La publication du rapport sur le SRE a été aussi décevante que prévu : pas de grandes nouvelles en ce qui concerne la surveillance politique – toutes celles et tous ceux qui de près ou de très, très loin avaient un rapport avec le bloc de l’Est étaient soigneusement filé-e-s.

Les archives de la paranoïa, c’est ainsi qu’on pourrait les nommer. Mais seulement si les documents analysés par Nadine Geisler et Jean Reitz avaient été les archives des services secrets. Malheureusement, « il ne s’agit que des banques de données du SRE et non pas des archives à proprement parler. Celles-là, elles sont toujours au Srel. » Sur les plus de 100.000 documents, bien entendu triés au préalable par les barbouzes, Geisler et Reitz se sont uniquement concentrés sur ceux concernant les citoyen-ne-s luxembourgeois-e-s, donc 6.000.

Et encore, cette tâche était ardue et n’a pas pu être accomplie. « Mission impossible », titre l’équipe dans le premier chapitre de ses recommandations à la fin du rapport, mettant en avant le temps insuffisant – deux ans – qui lui avait été accordé par les autorités. Les documents, qui sont stockés entre-temps aux Archives nationales, devront y être classés avant d’être accessibles au public. Autant dire que c’est pour dans une vingtaine d’années. Outre le manque de place, les Archives manquent cruellement de personnel et la non-classification des dossiers est une excuse aussi à la mode que le règlement RGPD pour refuser l’accès aux chercheuses et chercheurs. L’un d’eux, Vincent Artuso, avait récemment fait état d’une vraie « censure administrative » dans une chronique sur la radio publique. Ce qui vaut pour les dossiers concernant l’épuration et la guerre vaudra plus encore pour ceux du SRE.

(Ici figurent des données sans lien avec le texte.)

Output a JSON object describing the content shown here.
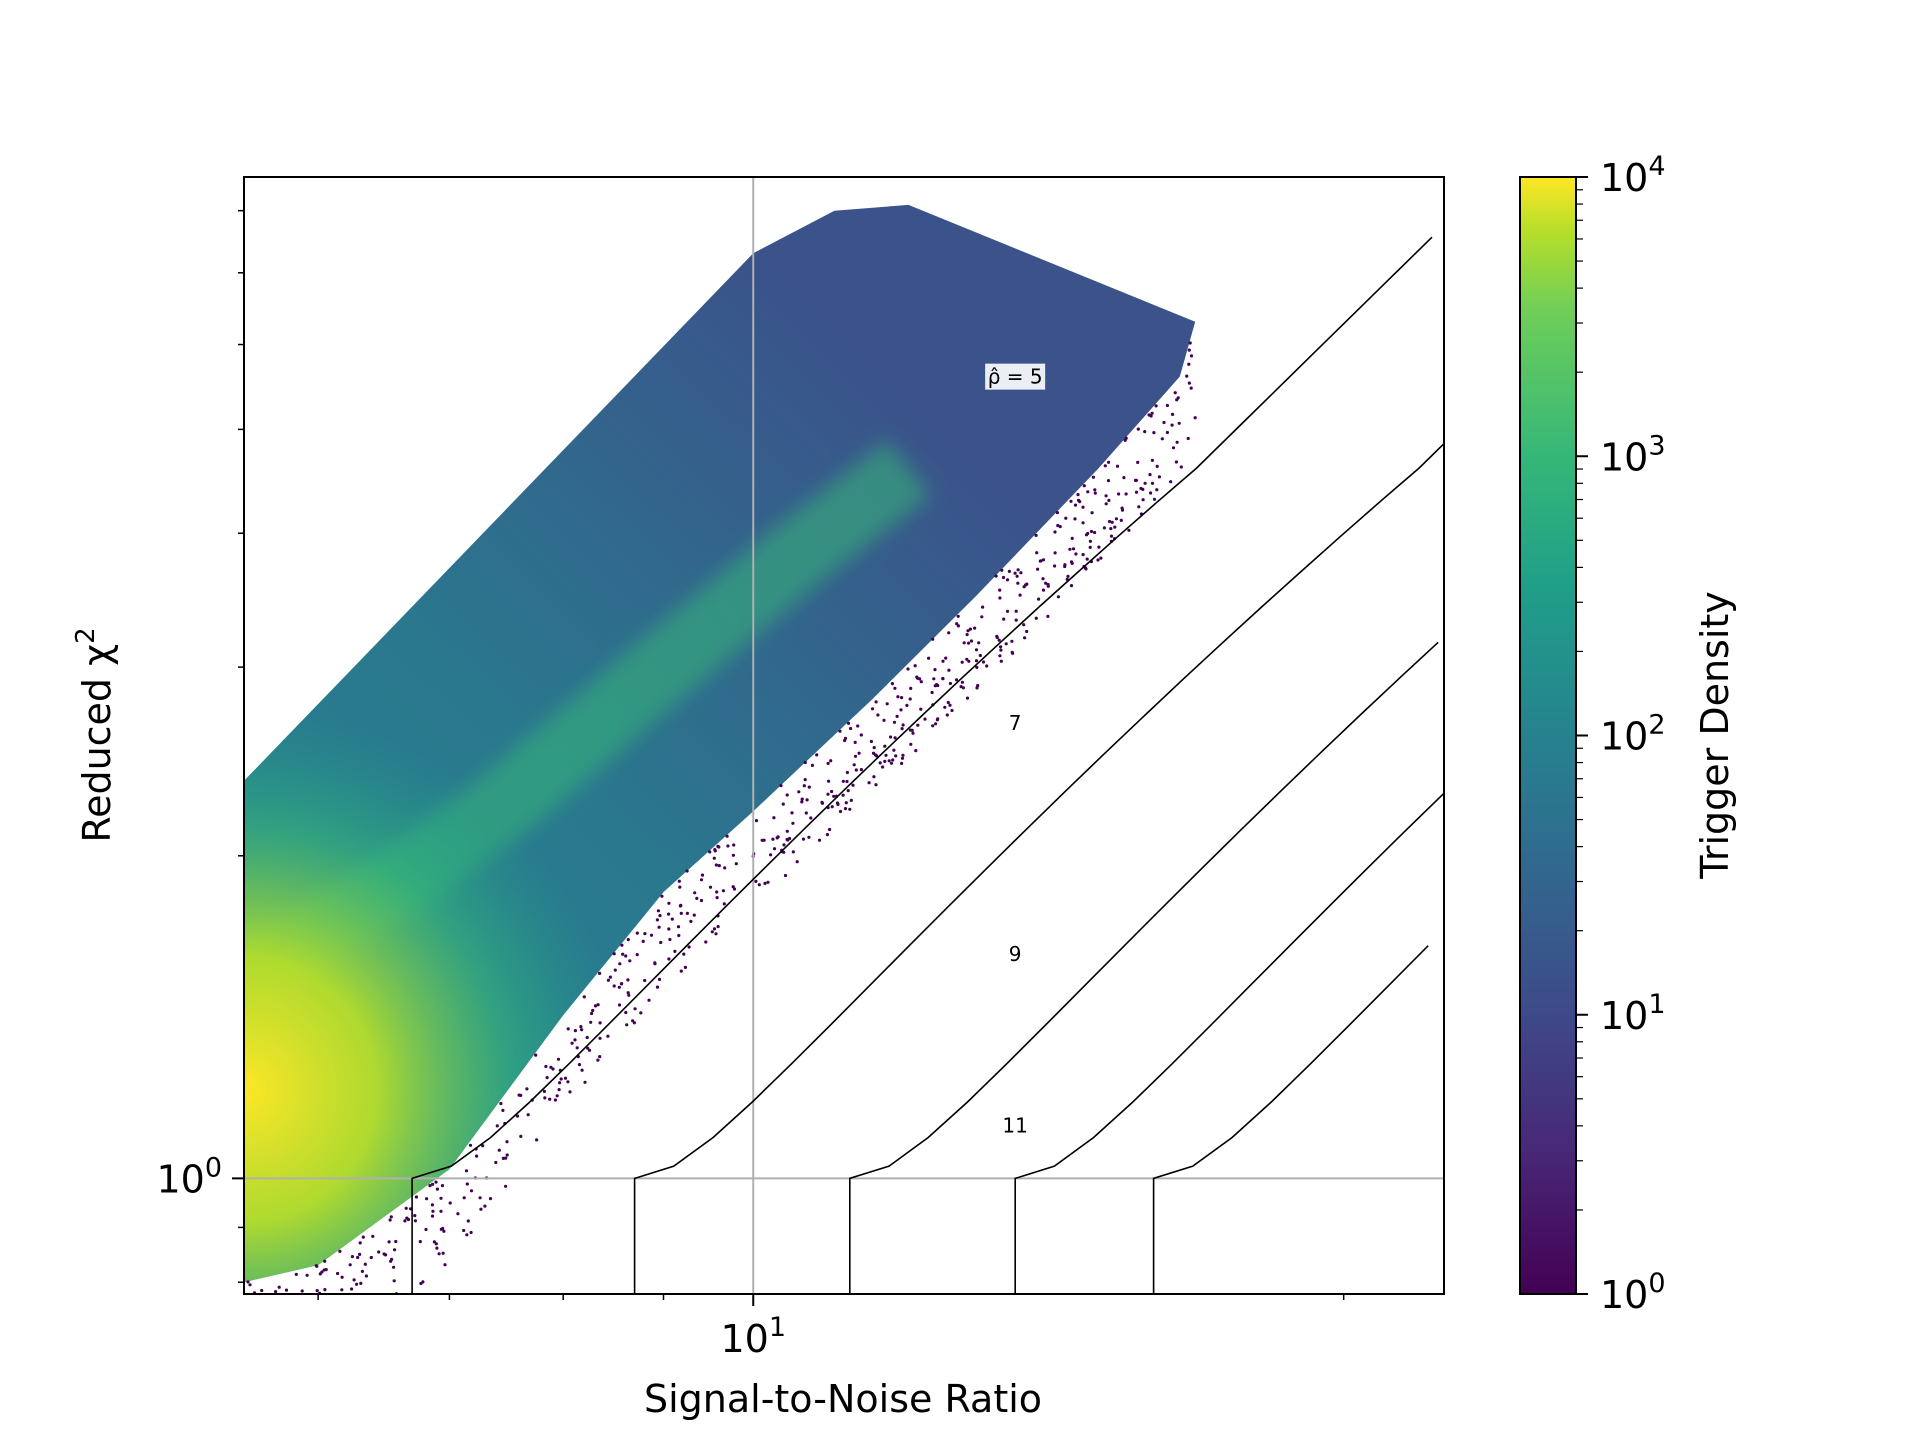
{
  "chart_data": {
    "type": "heatmap",
    "subtype": "hexbin density with detection-statistic contours",
    "xlabel": "Signal-to-Noise Ratio",
    "ylabel": "Reduced χ",
    "ylabel_superscript": "2",
    "xscale": "log",
    "yscale": "log",
    "xlim": [
      5.5,
      22.5
    ],
    "ylim": [
      0.78,
      8.6
    ],
    "x_ticks": [
      {
        "base": "10",
        "exp": "1",
        "value": 10
      }
    ],
    "y_ticks": [
      {
        "base": "10",
        "exp": "0",
        "value": 1
      }
    ],
    "grid": true,
    "colorbar": {
      "label": "Trigger Density",
      "scale": "log",
      "range": [
        1,
        10000
      ],
      "colormap": "viridis",
      "ticks": [
        {
          "base": "10",
          "exp": "0",
          "value": 1
        },
        {
          "base": "10",
          "exp": "1",
          "value": 10
        },
        {
          "base": "10",
          "exp": "2",
          "value": 100
        },
        {
          "base": "10",
          "exp": "3",
          "value": 1000
        },
        {
          "base": "10",
          "exp": "4",
          "value": 10000
        }
      ]
    },
    "contours": [
      {
        "level": 5,
        "snr_at_chisq_1": 6.7,
        "label": "ρ̂ = 5",
        "label_snr": 13.6,
        "label_chisq": 5.6
      },
      {
        "level": 7,
        "snr_at_chisq_1": 8.7,
        "label": "7",
        "label_snr": 13.6,
        "label_chisq": 2.66
      },
      {
        "level": 9,
        "snr_at_chisq_1": 11.2,
        "label": "9",
        "label_snr": 13.6,
        "label_chisq": 1.62
      },
      {
        "level": 11,
        "snr_at_chisq_1": 13.6,
        "label": "11",
        "label_snr": 13.6,
        "label_chisq": 1.12
      },
      {
        "level": 13,
        "snr_at_chisq_1": 16.0,
        "label": "",
        "label_snr": null,
        "label_chisq": null
      }
    ],
    "density_region": {
      "upper_edge": [
        [
          5.5,
          2.35
        ],
        [
          10,
          7.3
        ],
        [
          11.0,
          8.0
        ],
        [
          12.0,
          8.1
        ]
      ],
      "lower_edge": [
        [
          5.5,
          0.8
        ],
        [
          6.0,
          0.83
        ],
        [
          7.0,
          1.02
        ],
        [
          8.0,
          1.42
        ],
        [
          9.0,
          1.85
        ],
        [
          10.0,
          2.2
        ],
        [
          11.5,
          2.8
        ],
        [
          13.0,
          3.5
        ],
        [
          15.0,
          4.6
        ],
        [
          16.5,
          5.6
        ],
        [
          16.8,
          6.3
        ]
      ],
      "peak_density_at": [
        5.5,
        1.05
      ]
    },
    "colors": {
      "viridis_stops": [
        "#440154",
        "#3b528b",
        "#21918c",
        "#5ec962",
        "#fde725"
      ],
      "grid": "#b0b0b0",
      "contour": "#000000"
    }
  }
}
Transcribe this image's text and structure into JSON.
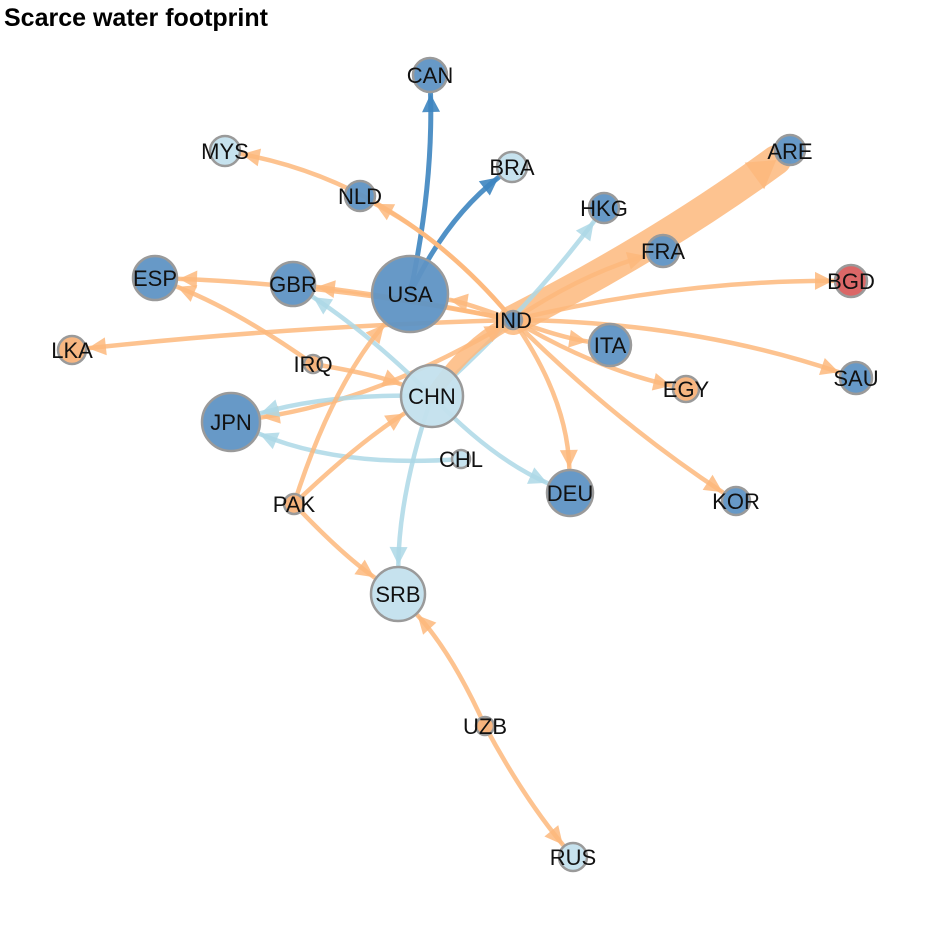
{
  "title": "Scarce water footprint",
  "colors": {
    "orange_edge": "#fdb97d",
    "lightblue_edge": "#add8e6",
    "darkblue_edge": "#3d85c0",
    "node_dark": "#5f93c4",
    "node_light": "#c3e0ed",
    "node_orange": "#f7b27a",
    "node_red": "#d95f5f",
    "node_stroke": "#9a9a9a"
  },
  "nodes": [
    {
      "id": "CAN",
      "color": "dark"
    },
    {
      "id": "MYS",
      "color": "light"
    },
    {
      "id": "BRA",
      "color": "light"
    },
    {
      "id": "ARE",
      "color": "dark"
    },
    {
      "id": "NLD",
      "color": "dark"
    },
    {
      "id": "HKG",
      "color": "dark"
    },
    {
      "id": "FRA",
      "color": "dark"
    },
    {
      "id": "ESP",
      "color": "dark"
    },
    {
      "id": "GBR",
      "color": "dark"
    },
    {
      "id": "USA",
      "color": "dark"
    },
    {
      "id": "BGD",
      "color": "red"
    },
    {
      "id": "IND",
      "color": "dark"
    },
    {
      "id": "LKA",
      "color": "orange"
    },
    {
      "id": "IRQ",
      "color": "orange"
    },
    {
      "id": "ITA",
      "color": "dark"
    },
    {
      "id": "SAU",
      "color": "dark"
    },
    {
      "id": "EGY",
      "color": "orange"
    },
    {
      "id": "CHN",
      "color": "light"
    },
    {
      "id": "JPN",
      "color": "dark"
    },
    {
      "id": "CHL",
      "color": "light"
    },
    {
      "id": "DEU",
      "color": "dark"
    },
    {
      "id": "KOR",
      "color": "dark"
    },
    {
      "id": "PAK",
      "color": "orange"
    },
    {
      "id": "SRB",
      "color": "light"
    },
    {
      "id": "UZB",
      "color": "orange"
    },
    {
      "id": "RUS",
      "color": "light"
    }
  ],
  "edges": [
    {
      "from": "USA",
      "to": "CAN",
      "type": "darkblue"
    },
    {
      "from": "USA",
      "to": "BRA",
      "type": "darkblue"
    },
    {
      "from": "IND",
      "to": "ARE",
      "type": "orange"
    },
    {
      "from": "IND",
      "to": "MYS",
      "type": "orange"
    },
    {
      "from": "IND",
      "to": "NLD",
      "type": "orange"
    },
    {
      "from": "IND",
      "to": "FRA",
      "type": "orange"
    },
    {
      "from": "IND",
      "to": "BGD",
      "type": "orange"
    },
    {
      "from": "IND",
      "to": "SAU",
      "type": "orange"
    },
    {
      "from": "IND",
      "to": "ESP",
      "type": "orange"
    },
    {
      "from": "IND",
      "to": "GBR",
      "type": "orange"
    },
    {
      "from": "IND",
      "to": "LKA",
      "type": "orange"
    },
    {
      "from": "IND",
      "to": "JPN",
      "type": "orange"
    },
    {
      "from": "IND",
      "to": "DEU",
      "type": "orange"
    },
    {
      "from": "IND",
      "to": "KOR",
      "type": "orange"
    },
    {
      "from": "IND",
      "to": "EGY",
      "type": "orange"
    },
    {
      "from": "IND",
      "to": "ITA",
      "type": "orange"
    },
    {
      "from": "IND",
      "to": "USA",
      "type": "orange"
    },
    {
      "from": "CHN",
      "to": "HKG",
      "type": "lightblue"
    },
    {
      "from": "CHN",
      "to": "GBR",
      "type": "lightblue"
    },
    {
      "from": "CHN",
      "to": "JPN",
      "type": "lightblue"
    },
    {
      "from": "CHN",
      "to": "DEU",
      "type": "lightblue"
    },
    {
      "from": "CHN",
      "to": "SRB",
      "type": "lightblue"
    },
    {
      "from": "CHL",
      "to": "JPN",
      "type": "lightblue"
    },
    {
      "from": "IRQ",
      "to": "ESP",
      "type": "orange"
    },
    {
      "from": "IRQ",
      "to": "CHN",
      "type": "orange"
    },
    {
      "from": "PAK",
      "to": "USA",
      "type": "orange"
    },
    {
      "from": "PAK",
      "to": "CHN",
      "type": "orange"
    },
    {
      "from": "PAK",
      "to": "SRB",
      "type": "orange"
    },
    {
      "from": "UZB",
      "to": "SRB",
      "type": "orange"
    },
    {
      "from": "UZB",
      "to": "RUS",
      "type": "orange"
    },
    {
      "from": "CHN",
      "to": "IND",
      "type": "orange"
    }
  ]
}
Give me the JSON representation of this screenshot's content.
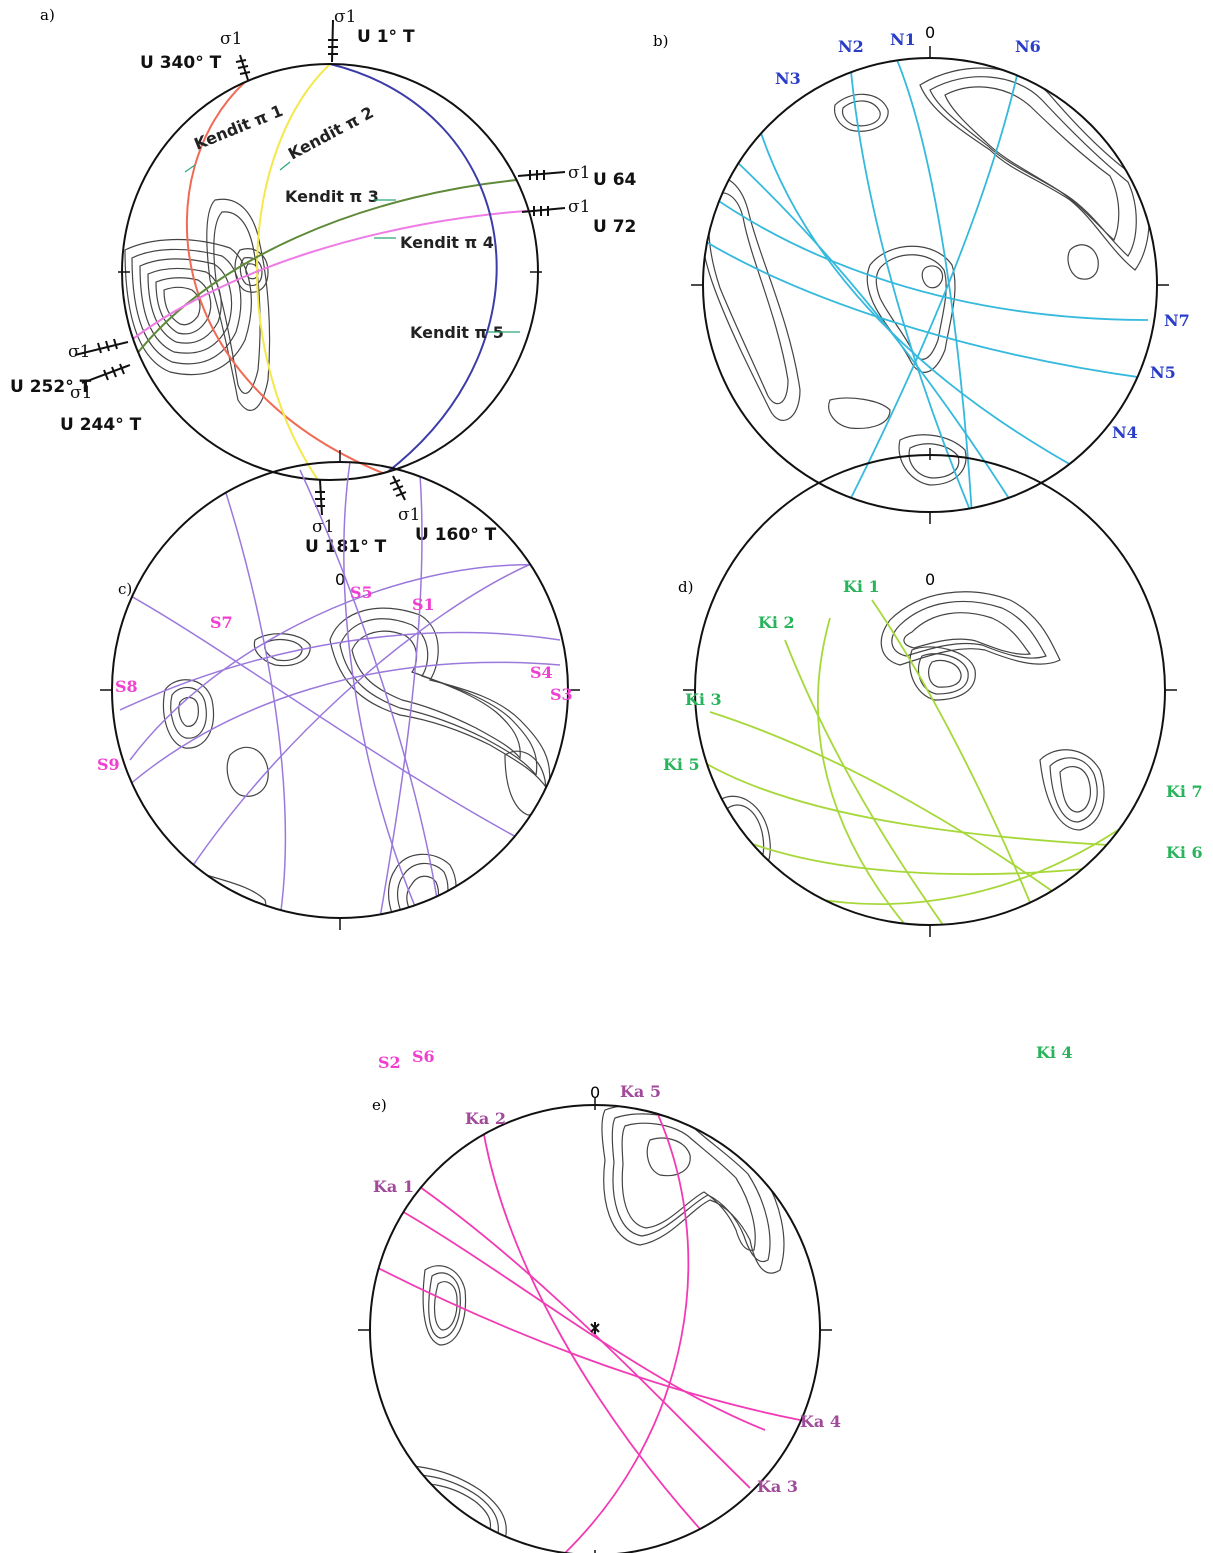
{
  "colors": {
    "frame": "#111111",
    "contour": "#444444",
    "kendit1": "#f06a55",
    "kendit2": "#f4e84a",
    "kendit3": "#5f8a3a",
    "kendit4": "#ee7be6",
    "kendit5": "#3c3ca8",
    "panel_b_lines": "#35b9dc",
    "panel_b_labels": "#2a3dc8",
    "panel_c_lines": "#9a78dc",
    "panel_c_labels": "#f040d0",
    "panel_d_lines": "#a6d83a",
    "panel_d_labels": "#28b45a",
    "panel_e_lines": "#f23ab4",
    "panel_e_labels": "#a04a9a"
  },
  "panels": {
    "a": {
      "label": "a)",
      "sigma_symbol": "σ1",
      "stress_labels": [
        "U 340° T",
        "U 1° T",
        "U 64",
        "U 72",
        "U 252° T",
        "U 244° T",
        "U 181° T",
        "U 160° T"
      ],
      "kendit_labels": [
        "Kendit π 1",
        "Kendit π 2",
        "Kendit π 3",
        "Kendit π 4",
        "Kendit π 5"
      ]
    },
    "b": {
      "label": "b)",
      "north": "0",
      "plane_labels": [
        "N2",
        "N1",
        "N6",
        "N3",
        "N7",
        "N5",
        "N4"
      ]
    },
    "c": {
      "label": "c)",
      "north": "0",
      "plane_labels": [
        "S5",
        "S1",
        "S7",
        "S4",
        "S8",
        "S3",
        "S9",
        "S2",
        "S6"
      ]
    },
    "d": {
      "label": "d)",
      "north": "0",
      "plane_labels": [
        "Ki 1",
        "Ki 2",
        "Ki 3",
        "Ki 5",
        "Ki 7",
        "Ki 6",
        "Ki 4"
      ]
    },
    "e": {
      "label": "e)",
      "north": "0",
      "plane_labels": [
        "Ka 5",
        "Ka 2",
        "Ka 1",
        "Ka 4",
        "Ka 3"
      ]
    }
  }
}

Ce que Geisler et Reitz ont trouvé prête autant à rire qu’à pleurer : chaque personne qui s’était abonnée à la Zeitung vum Lëtzebuerger Vollek, le canard communiste, avait droit à sa fiche. La même chose valait pour celles et ceux qui adhéraient à des associations proches ou suspectées proches du Parti communiste luxembourgeois (PCL). Souvent des familles entières, enfants compris, se retrouvaient dans les petits fichiers du service de renseignement.

Une chose frappe pourtant : la prétendue absence d’espionnage politique dépassant le rayon communiste. Car pour le SRE, parano jusqu’au point où même les touristes étaient sous surveillance, tout ce qui était un tant soit peu progressiste était suspect de travailler pour Moscou. Ainsi, bien des partis ou initiatives écologistes, comme l’« Alternativ-Lescht-Wiert-Iech », Jeunes et environnement, Natura et autres ont eu droit à une surveillance. À ce sujet, les historien-ne-s notent : « Les rapports mensuels de la branche contre-subversion de 1989 et 1990 mentionnent l’observation d’activités subversives éventuelles du PCL, du parti des verts et des mouvements à tendance gauchiste et d’extrême droite. » Donc, les Verts étaient bien dans le viseur des agents du SRE. Mais l’intérêt des agents ne s’arrêtait pas là : même l’amicale Auschwitz était suspecte de subversion par le PCL.

En ce qui concerne l’observation des groupuscules d’extrême droite, la motivation ne semble pas égaler celle contre la gauche : « Les dossiers de l’extrême droite se limitent à un échange de courrier et notamment de demandes d’information de la part des services étrangers. »

Bref, les barbouzes des années 1950 à 1990 étaient paranoïaques et chaotiques, rien d’étonnant. Et les vraies découvertes ainsi que les travaux historiques sont remis à la Saint-Glinglin.